Once safety is figured out, then you look at efficacy. If the efficacy is better than standard of care, then the drug gets approval. If you tested on patients that have previously had 3 lines of therapies and you show that you provide benefit vs 4th line (or if there isn't one) you become the 4th line of therapy. If you think your drug can help people earlier in the progression, then you can design another study to go against 3rd or 2nd or 1st line therapy. Safety is likely less of a concern (that's been established in your earlier trials) so you just do phase II/III studies.

COVID vaccine trials were a bit different from what I described but nothing special. Since they are preventative studies, they were not tested against other therapies, although of course people that got COVID during the trial were treated with best practices. Similarly, everyone was told to continue using all of the precautions (social distancing, masks, hand washing, etc.) regardless of whether they got placebo or vaccine (again, no one knew what they got). Most vaccine trials take a hell of a lot longer because the disease prevalence is low and you need to wait until a statistically significant number of cases is seen in the placebo population, but with COVID that was not an issue as it was endemic.

An interesting analogy but slightly flawed in terms of looking at genomes of already viable organisms. A person whose genome is sequenced to compare to the reference has already undergone the selection criteria for viability and development. Basically, there are plenty of sites where single mutations would lead to a complete breakdown of making a "human" but those would never be seen in a sequenced genome.

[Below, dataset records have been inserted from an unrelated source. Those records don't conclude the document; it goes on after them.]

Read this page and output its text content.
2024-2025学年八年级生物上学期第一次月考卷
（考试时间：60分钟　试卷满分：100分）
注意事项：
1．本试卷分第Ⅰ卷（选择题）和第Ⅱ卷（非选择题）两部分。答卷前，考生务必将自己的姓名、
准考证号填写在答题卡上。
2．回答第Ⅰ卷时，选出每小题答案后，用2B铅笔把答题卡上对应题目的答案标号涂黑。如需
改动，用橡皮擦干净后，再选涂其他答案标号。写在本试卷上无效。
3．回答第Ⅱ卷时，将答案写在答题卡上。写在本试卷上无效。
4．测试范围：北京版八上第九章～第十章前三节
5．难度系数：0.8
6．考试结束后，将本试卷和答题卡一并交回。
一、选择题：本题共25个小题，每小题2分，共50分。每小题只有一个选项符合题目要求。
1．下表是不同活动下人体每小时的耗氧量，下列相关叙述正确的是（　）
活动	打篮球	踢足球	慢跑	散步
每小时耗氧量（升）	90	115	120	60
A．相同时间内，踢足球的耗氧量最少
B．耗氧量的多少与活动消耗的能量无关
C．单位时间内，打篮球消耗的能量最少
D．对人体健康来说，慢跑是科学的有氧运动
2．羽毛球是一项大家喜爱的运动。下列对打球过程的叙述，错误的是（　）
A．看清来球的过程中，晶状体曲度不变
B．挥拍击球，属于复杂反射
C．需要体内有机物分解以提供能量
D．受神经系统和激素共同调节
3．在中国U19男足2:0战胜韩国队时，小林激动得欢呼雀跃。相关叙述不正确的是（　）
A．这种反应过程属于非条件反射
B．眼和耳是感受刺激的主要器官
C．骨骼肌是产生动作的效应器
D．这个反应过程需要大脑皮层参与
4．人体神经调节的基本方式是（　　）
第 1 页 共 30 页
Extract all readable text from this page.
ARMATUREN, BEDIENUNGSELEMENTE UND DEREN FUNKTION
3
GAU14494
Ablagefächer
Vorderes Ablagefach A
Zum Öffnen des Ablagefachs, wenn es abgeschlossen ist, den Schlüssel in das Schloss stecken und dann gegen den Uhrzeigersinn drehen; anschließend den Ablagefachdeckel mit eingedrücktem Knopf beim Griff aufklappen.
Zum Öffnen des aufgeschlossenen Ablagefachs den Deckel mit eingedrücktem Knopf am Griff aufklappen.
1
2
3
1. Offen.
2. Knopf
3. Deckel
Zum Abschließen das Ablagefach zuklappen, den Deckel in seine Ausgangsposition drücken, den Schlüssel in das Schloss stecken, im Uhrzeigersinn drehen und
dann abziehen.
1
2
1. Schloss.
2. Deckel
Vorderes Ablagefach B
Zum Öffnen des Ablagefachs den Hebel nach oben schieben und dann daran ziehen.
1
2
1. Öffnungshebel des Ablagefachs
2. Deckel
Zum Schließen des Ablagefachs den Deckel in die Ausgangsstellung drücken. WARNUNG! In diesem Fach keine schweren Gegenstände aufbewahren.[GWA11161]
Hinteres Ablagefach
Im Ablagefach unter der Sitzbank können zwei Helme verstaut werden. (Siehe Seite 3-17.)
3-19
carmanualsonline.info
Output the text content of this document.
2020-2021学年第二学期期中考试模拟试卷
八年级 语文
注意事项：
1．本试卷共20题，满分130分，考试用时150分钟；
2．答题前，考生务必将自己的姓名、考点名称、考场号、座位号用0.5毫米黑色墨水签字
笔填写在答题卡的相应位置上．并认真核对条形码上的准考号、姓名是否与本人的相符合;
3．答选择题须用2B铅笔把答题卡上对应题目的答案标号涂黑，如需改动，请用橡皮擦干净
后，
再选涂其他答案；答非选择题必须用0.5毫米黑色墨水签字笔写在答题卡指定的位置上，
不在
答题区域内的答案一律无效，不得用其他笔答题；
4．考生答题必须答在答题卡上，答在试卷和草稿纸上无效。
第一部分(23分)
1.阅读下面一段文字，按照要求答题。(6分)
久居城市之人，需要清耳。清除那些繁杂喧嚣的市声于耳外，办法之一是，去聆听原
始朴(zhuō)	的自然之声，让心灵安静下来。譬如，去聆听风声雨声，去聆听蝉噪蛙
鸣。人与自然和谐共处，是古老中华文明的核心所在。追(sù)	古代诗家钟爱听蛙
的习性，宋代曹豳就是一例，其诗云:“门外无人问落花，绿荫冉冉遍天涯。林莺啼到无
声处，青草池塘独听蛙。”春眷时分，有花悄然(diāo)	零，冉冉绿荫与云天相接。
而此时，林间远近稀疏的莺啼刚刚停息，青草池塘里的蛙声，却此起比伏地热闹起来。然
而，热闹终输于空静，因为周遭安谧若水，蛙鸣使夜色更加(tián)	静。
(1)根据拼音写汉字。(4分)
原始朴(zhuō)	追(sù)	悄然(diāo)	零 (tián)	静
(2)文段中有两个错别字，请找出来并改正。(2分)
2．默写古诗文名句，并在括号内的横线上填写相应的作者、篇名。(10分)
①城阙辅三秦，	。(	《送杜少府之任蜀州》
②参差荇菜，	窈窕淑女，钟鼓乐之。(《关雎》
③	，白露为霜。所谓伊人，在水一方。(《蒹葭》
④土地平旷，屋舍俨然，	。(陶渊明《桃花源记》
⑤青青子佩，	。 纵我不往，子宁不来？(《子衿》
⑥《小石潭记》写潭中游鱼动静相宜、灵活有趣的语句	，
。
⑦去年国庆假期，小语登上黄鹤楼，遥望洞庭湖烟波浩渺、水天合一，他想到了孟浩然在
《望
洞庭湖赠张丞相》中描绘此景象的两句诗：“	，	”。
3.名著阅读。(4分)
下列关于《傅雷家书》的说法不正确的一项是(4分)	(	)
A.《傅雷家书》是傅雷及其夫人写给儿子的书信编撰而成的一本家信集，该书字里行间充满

The other main difference is that of course code is written to be concise and concrete. As far as I know, no one pastes in some random code that doesn't perform a function just in case it may be needed in the future. Of course, biology works precisely in that way and the genome is a mess of evolutionary history with plenty of space for modification without really resulting in any functional change. So a better example of those 0.6% may be that you can have typos in the comments of the code. In fact, for any large piece of software, I would be surprised if the comment section did not contain at least 0.5% typos.